Although the decision triggered an immediate gain in the ruble, with one-month ruble forwards up 1.6 percent in Asian trading, some analysts said that the struggling Russian economy is unlikely to manage such high rates for long, Bloomberg reported, adding that the move by the country’s central bank is the biggest rate hike since 1998.

“This move symbolizes the surrender of economic growth for the sake of preserving the financial system,” Ian Hague, co-founder of New York-based Firebird Management LLC, told Bloomberg. “It’s the right move to make, and it wasn’t easy to make it.”

Russia has reportedly spent $80 billion in an unsuccessful move to stabilize the currency, which is now trading at about 65.60 to the dollar.

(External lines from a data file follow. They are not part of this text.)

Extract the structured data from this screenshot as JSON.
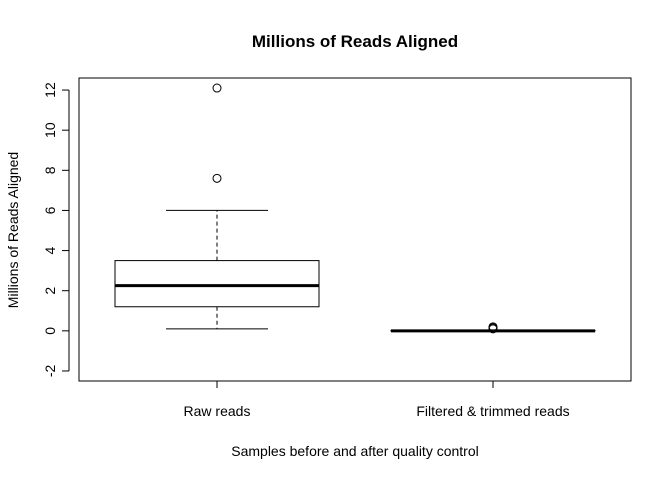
{
  "chart_data": {
    "type": "boxplot",
    "title": "Millions of Reads Aligned",
    "xlabel": "Samples before and after quality control",
    "ylabel": "Millions of Reads Aligned",
    "ylim": [
      -2.5,
      12.6
    ],
    "yticks": [
      -2,
      0,
      2,
      4,
      6,
      8,
      10,
      12
    ],
    "categories": [
      "Raw reads",
      "Filtered & trimmed reads"
    ],
    "boxes": [
      {
        "name": "Raw reads",
        "whisker_low": 0.1,
        "q1": 1.2,
        "median": 2.25,
        "q3": 3.5,
        "whisker_high": 6.0,
        "outliers": [
          7.6,
          12.1
        ]
      },
      {
        "name": "Filtered & trimmed reads",
        "whisker_low": 0.0,
        "q1": 0.0,
        "median": 0.0,
        "q3": 0.02,
        "whisker_high": 0.03,
        "outliers": [
          0.1,
          0.15,
          0.2
        ]
      }
    ],
    "grid": false,
    "legend": "none"
  }
}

It breached the 64.00 level for the first time on Monday. 

According to Barry Eichengreen, an economist at the University of California, Berkeley, the Russian central bank has raised the key interest rate to attract investors, but the move will not solve the underlying issues affecting the Russian economy, he added, according to AP. Eichengreen also noted that Russia relies heavily on petroleum revenues, leaving the country’s economy at the mercy of global financial markets, where oil is priced in dollars.

The price for a barrel of Brent crude oil was down 65 cents to $61.20 on Monday. Earlier in the session, it had fallen to a session low of $60.28, the lowest price since July 2009, Reuters reported.

According to the U.S. Energy Information Administration, oil and natural gas sales accounted for 68 percent of Russia's total export revenues in 2013. Earlier  Monday, the Russian central bank had said that it expected the country’s economy to shrink 4.5 percent to 4.7 percent in 2015 -- the most since 2009 -- if oil prices averaged $60 a barrel in 2014.

“If today’s measures fail to stem the ruble rout, there is a high probability that policy will veer in a more unorthodox direction,” Alexander Kliment, an analyst at the Eurasia Group, said in a research note obtained by the New York Times. “Some top advisers to Putin are openly hostile to rate hikes.”